Pensatore sessantenne con il vizio del proselitismo diventa criminale per creatività. Kempton Bunton vive nell’Inghilterra degli anni sessanta la sua personale battaglia per i diritti civili. L’uomo, disoccupato cronico, combatte contro l’imposizione del canone televisivo mentre si scontra con la sua signora e cerca lavoro. La quietamente disperata esistenza è stravolta dal furto di un quadro del Goya che l’anziano decide di non denunciare. Una volta complice l’uomo si rivolgerà al governo di sua maestà per chiedere più assistenza ai deboli e l’esenzione all’odiata e inutile tassa.

Il ritratto del duca è una commedia di buona fattura che unisce la rivolta sociale all’umorismo anglosassone. Roger Michel dirige con sapienza la storia di un perdente che si trova, suo malgrado, nei panni di un nuovo Robin Hood raccontando poco Swing e molta gente comune.
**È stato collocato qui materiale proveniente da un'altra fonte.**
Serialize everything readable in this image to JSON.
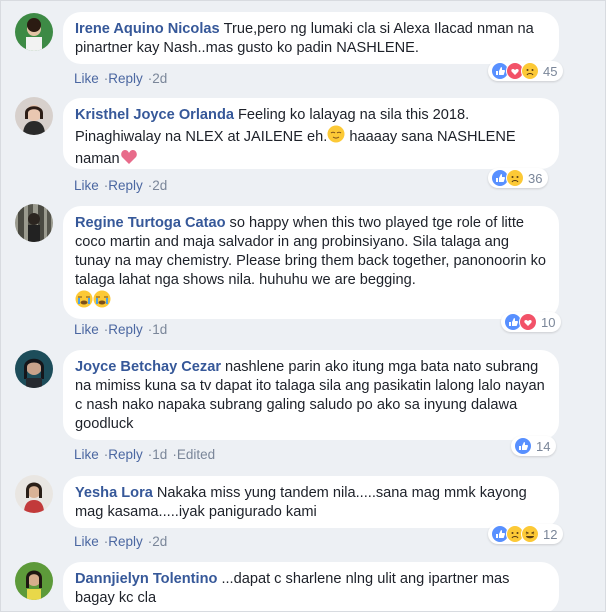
{
  "colors": {
    "author": "#365899",
    "like_blue": "#5890ff",
    "love_red": "#f25268",
    "haha_yellow": "#fcc936"
  },
  "comments": [
    {
      "author": "Irene Aquino Nicolas",
      "text": "True,pero ng lumaki cla si Alexa Ilacad nman na pinartner kay Nash..mas gusto ko padin NASHLENE.",
      "like": "Like",
      "reply": "Reply",
      "time": "2d",
      "count": "45",
      "reactions": [
        "like-icon",
        "love-icon",
        "sad-icon"
      ]
    },
    {
      "author": "Kristhel Joyce Orlanda",
      "text1": "Feeling ko lalayag na sila this 2018. Pinaghiwalay na NLEX at JAILENE eh.",
      "text2": " haaaay sana NASHLENE naman",
      "like": "Like",
      "reply": "Reply",
      "time": "2d",
      "count": "36",
      "reactions": [
        "like-icon",
        "sad-icon"
      ]
    },
    {
      "author": "Regine Turtoga Catao",
      "text": "so happy when this two played tge role of litte coco martin and maja salvador in ang probinsiyano. Sila talaga ang tunay na may chemistry. Please bring them back together, panonoorin ko talaga lahat nga shows nila. huhuhu we are begging.",
      "like": "Like",
      "reply": "Reply",
      "time": "1d",
      "count": "10",
      "reactions": [
        "like-icon",
        "love-icon"
      ]
    },
    {
      "author": "Joyce Betchay Cezar",
      "text": "nashlene parin ako itung mga bata nato subrang na mimiss kuna sa tv dapat ito talaga sila ang pasikatin lalong lalo nayan c nash nako napaka subrang galing saludo po ako sa inyung dalawa goodluck",
      "like": "Like",
      "reply": "Reply",
      "time": "1d",
      "edited": "Edited",
      "count": "14",
      "reactions": [
        "like-icon"
      ]
    },
    {
      "author": "Yesha Lora",
      "text": "Nakaka miss yung tandem nila.....sana mag mmk kayong mag kasama.....iyak panigurado kami",
      "like": "Like",
      "reply": "Reply",
      "time": "2d",
      "count": "12",
      "reactions": [
        "like-icon",
        "sad-icon",
        "haha-icon"
      ]
    },
    {
      "author": "Dannjielyn Tolentino",
      "text": "...dapat c sharlene nlng ulit ang ipartner mas bagay kc cla"
    }
  ]
}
Jim Broadbent è straordinariamente efficace nel ruolo di un protagonista stanco che vorrebbe dare un significato alla sua vita, ma è intrappolato in una società che l’ha dimenticato. Il rapporto con la moglie conflittuale e il seguito delle sue idee inesistente lo rendono stanco, il furto del ritratto del Duca di Wellington darà all’uomo l’ultima opportunità di dire la sua.
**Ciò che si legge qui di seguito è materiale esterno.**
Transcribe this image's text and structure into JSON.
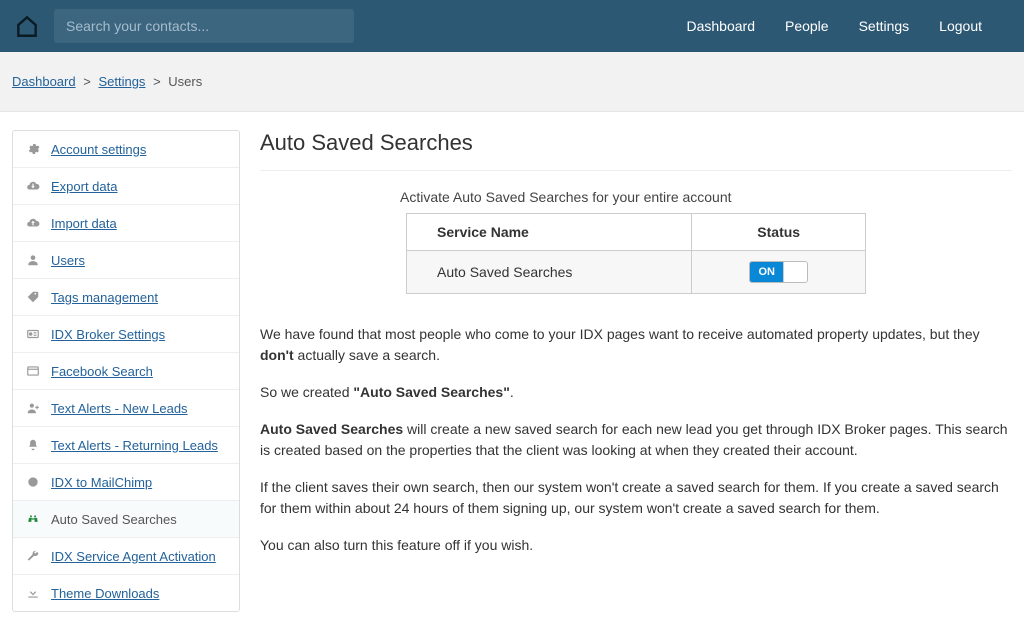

Helen Mirren nel ruolo della signora Bunton rende il film spassosissimo grazie ai duetti tra consorti, recitati perfettamente, che portano in dote una realtà controllata da amorevoli freddure. Un soggetto che potrebbe ricordare il cinema di Frank Capra ma a differenza del maestro Mitchel non mostra alcuna vittoria del “bene” ma propone una riflessione sulla solitudine e su quanto sia essenziale avere qualcosa in cui credere. La rivoluzione di Kempton rimane un’idea snobbata dai media, sarà il crimine a far notare questo giullare il cui unico obiettivo è avere un obiettivo.

 

Un film malinconico che il regista di Nothing Hill rende onesto e in grado di stimolare quell’empatia necessaria per sentirsi chiamati in causa. L’attenzione che il protagonista va cercando è propria del genere umano e gli individui non realizzati la maggioranza di chi vive nella realtà. Quest’onestà intellettuale aiuta The Duke a far dimenticare i pochi accorgimenti usati nel raccontare la solitudine sacrificati per un taglio molto più leggero. Più che di un’occasione mancata si parla di un film diverso, accennare il profondo significa ammetterne l’esistenza.